Week Five 5-Count

It’s hard believe it’s Sunday and I have one week left in the office. I have one more weekend in Cebu and then it’s off to the “vacation” side of things.

  1. I am always amazed at how global the Filipino economy is. My juice comes from Cypress, South Africa or Australia. A lot of fruit is imported from the United States. The “Imported” section at the supermarket heavily focuses on goods from America, Western Europe and Australia before it does other parts of Asia. Laughing Cow cheese is one of the top brands for process dairy and Nestle rules the world manufacturing just about everything through some of their brands. Lots of goods from outside the country bare a very big “Imported” sticker on them when you buy them. Standing inline at the supermarket, more people will stand in the “10 items or less, cash only” line if they have more than 10 items or if they are just paying cash despite some of the other lines being shorter. I don’t quite understand it.
  1. I am amazing at the volume of American culture and Western culture that dominates clothing here. There’s not just the American brands like Guess and whatnot that adorns a majority of clothing, but also sports brands and cities. The Chicago Bulls, football teams, college sports teams and shirts like “I’m so glam I bleed glitter.” I see shirts like “I heart Cebu” and what not. But a very high volume is icons and logos that are very familiar after growing up in the US. I see American flags and Old Navy. I see Union Jacks and other things. It almost seems like if someone my age isn’t wearing a school uniform (which everyone wears here for school), half of them are wearing very American clothes. It’s equal parts alienating and welcoming.
  1. “Ma’am” is almost interchangeable able with my first name here. Every time I enter or leave any building, it’s always “Good morning/ afternoon/ evening Ma’am” when I go anywhere. Even by people who are my age, I’m not “miss” I am ma’am, which is very peculiar. Very common here by all means, but it comes across as noticeable if you have not grown up around it or are not use to it. All sorts of people are very quick to hold open doors and I happily say thank you and grin ear to ear on a very frequent basis.

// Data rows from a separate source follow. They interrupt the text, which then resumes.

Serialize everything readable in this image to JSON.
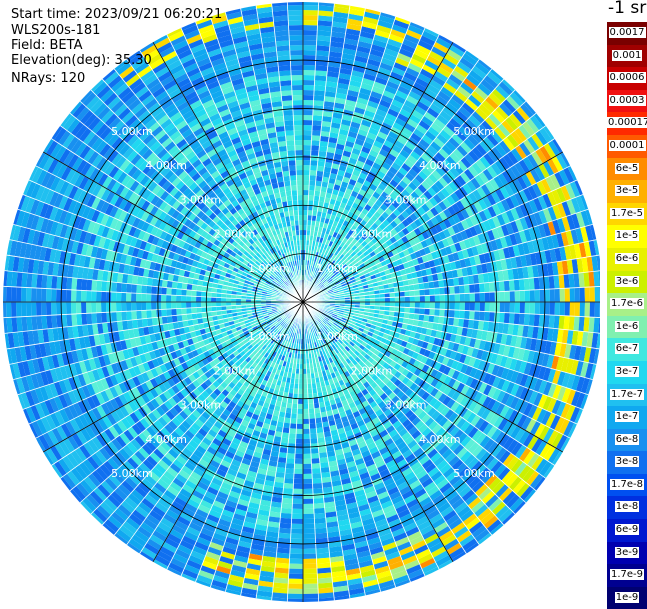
{
  "header": {
    "start_time": "Start time: 2023/09/21 06:20:21",
    "instrument": "WLS200s-181",
    "field": "Field: BETA",
    "elevation": "Elevation(deg): 35.30",
    "nrays": "NRays: 120"
  },
  "units_label": "-1 sr",
  "legend": {
    "labels": [
      "0.0017",
      "0.001",
      "0.0006",
      "0.0003",
      "0.00017",
      "0.0001",
      "6e-5",
      "3e-5",
      "1.7e-5",
      "1e-5",
      "6e-6",
      "3e-6",
      "1.7e-6",
      "1e-6",
      "6e-7",
      "3e-7",
      "1.7e-7",
      "1e-7",
      "6e-8",
      "3e-8",
      "1.7e-8",
      "1e-8",
      "6e-9",
      "3e-9",
      "1.7e-9",
      "1e-9"
    ],
    "colors": [
      "#7a0000",
      "#a00000",
      "#c80000",
      "#f01010",
      "#ff2a00",
      "#ff5a00",
      "#ff8c00",
      "#ffb000",
      "#ffd600",
      "#ffff00",
      "#e8f000",
      "#ccf000",
      "#a8f088",
      "#80f0b0",
      "#40e8e0",
      "#20d8f0",
      "#20c0f0",
      "#10a8f0",
      "#1890f0",
      "#1070f0",
      "#0050f0",
      "#0030e0",
      "#0018d0",
      "#0000b0",
      "#000090",
      "#000070"
    ]
  },
  "chart_data": {
    "type": "heatmap",
    "subtype": "polar-ppi",
    "field": "BETA",
    "nrays": 120,
    "elevation_deg": 35.3,
    "range_rings_km": [
      1.0,
      2.0,
      3.0,
      4.0,
      5.0
    ],
    "ring_labels": [
      "1.00km",
      "2.00km",
      "3.00km",
      "4.00km",
      "5.00km"
    ],
    "max_range_km": 6.2,
    "spoke_angles_deg": [
      0,
      30,
      60,
      90,
      120,
      150,
      180,
      210,
      240,
      270,
      300,
      330
    ],
    "colorbar_range": [
      1e-09,
      0.0017
    ],
    "scale": "log",
    "radial_profile": [
      {
        "range_km": 0.0,
        "value_class": "blue-cyan"
      },
      {
        "range_km": 1.0,
        "value_class": "cyan"
      },
      {
        "range_km": 2.5,
        "value_class": "cyan-blue"
      },
      {
        "range_km": 5.0,
        "value_class": "blue"
      },
      {
        "range_km": 5.6,
        "value_class": "green-yellow (SE/E/S sectors)"
      }
    ]
  }
}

It’s a mannerism that is regional in the US but here is very commonplace.
  1. Tuesday night was when I first came down with the cold. Wednesday I was running about 75% and I stayed home Thursday with an awful fever and felt like I was hit by a car. I was miserable. By the end of the day I was feeling better and Friday I went back to work. After not feeling great Tuesday-Friday, I finally felt well enough to clean yesterday and got everything else tidied up today for the rest of the week. It feels good to fight back the chaos and for everything to be streamlined and clean.
  1. As part of my “spring cleaning” I sent some of my laundry out. Most people do not have washers and dryers here and if they do their laundry at home, they hand wash and air dry it. It is very common to have a Laundromat do your laundry for less than a dollar US per Kilo (2.2 pounds) and within two days; it is washed, dried, and folded for you. Summer 2015 marks the first time in over a decade I have not been self-responsible for my laundry and it feels very odd, I miss the zen feelings of doing your own laundry and folding. It was peaceful. But at the same time, being able to pick up laundry on my way home from work and not having to deal with any of the hassle is great too.

Today, Sunday has been a rest day. I’ve done a bit of work for my online class, did chores, and chilled. I’m sure in the next 24 hours there will be a recount of my weekend up. It’s been a whirlwind and I’ve been tired. So soon.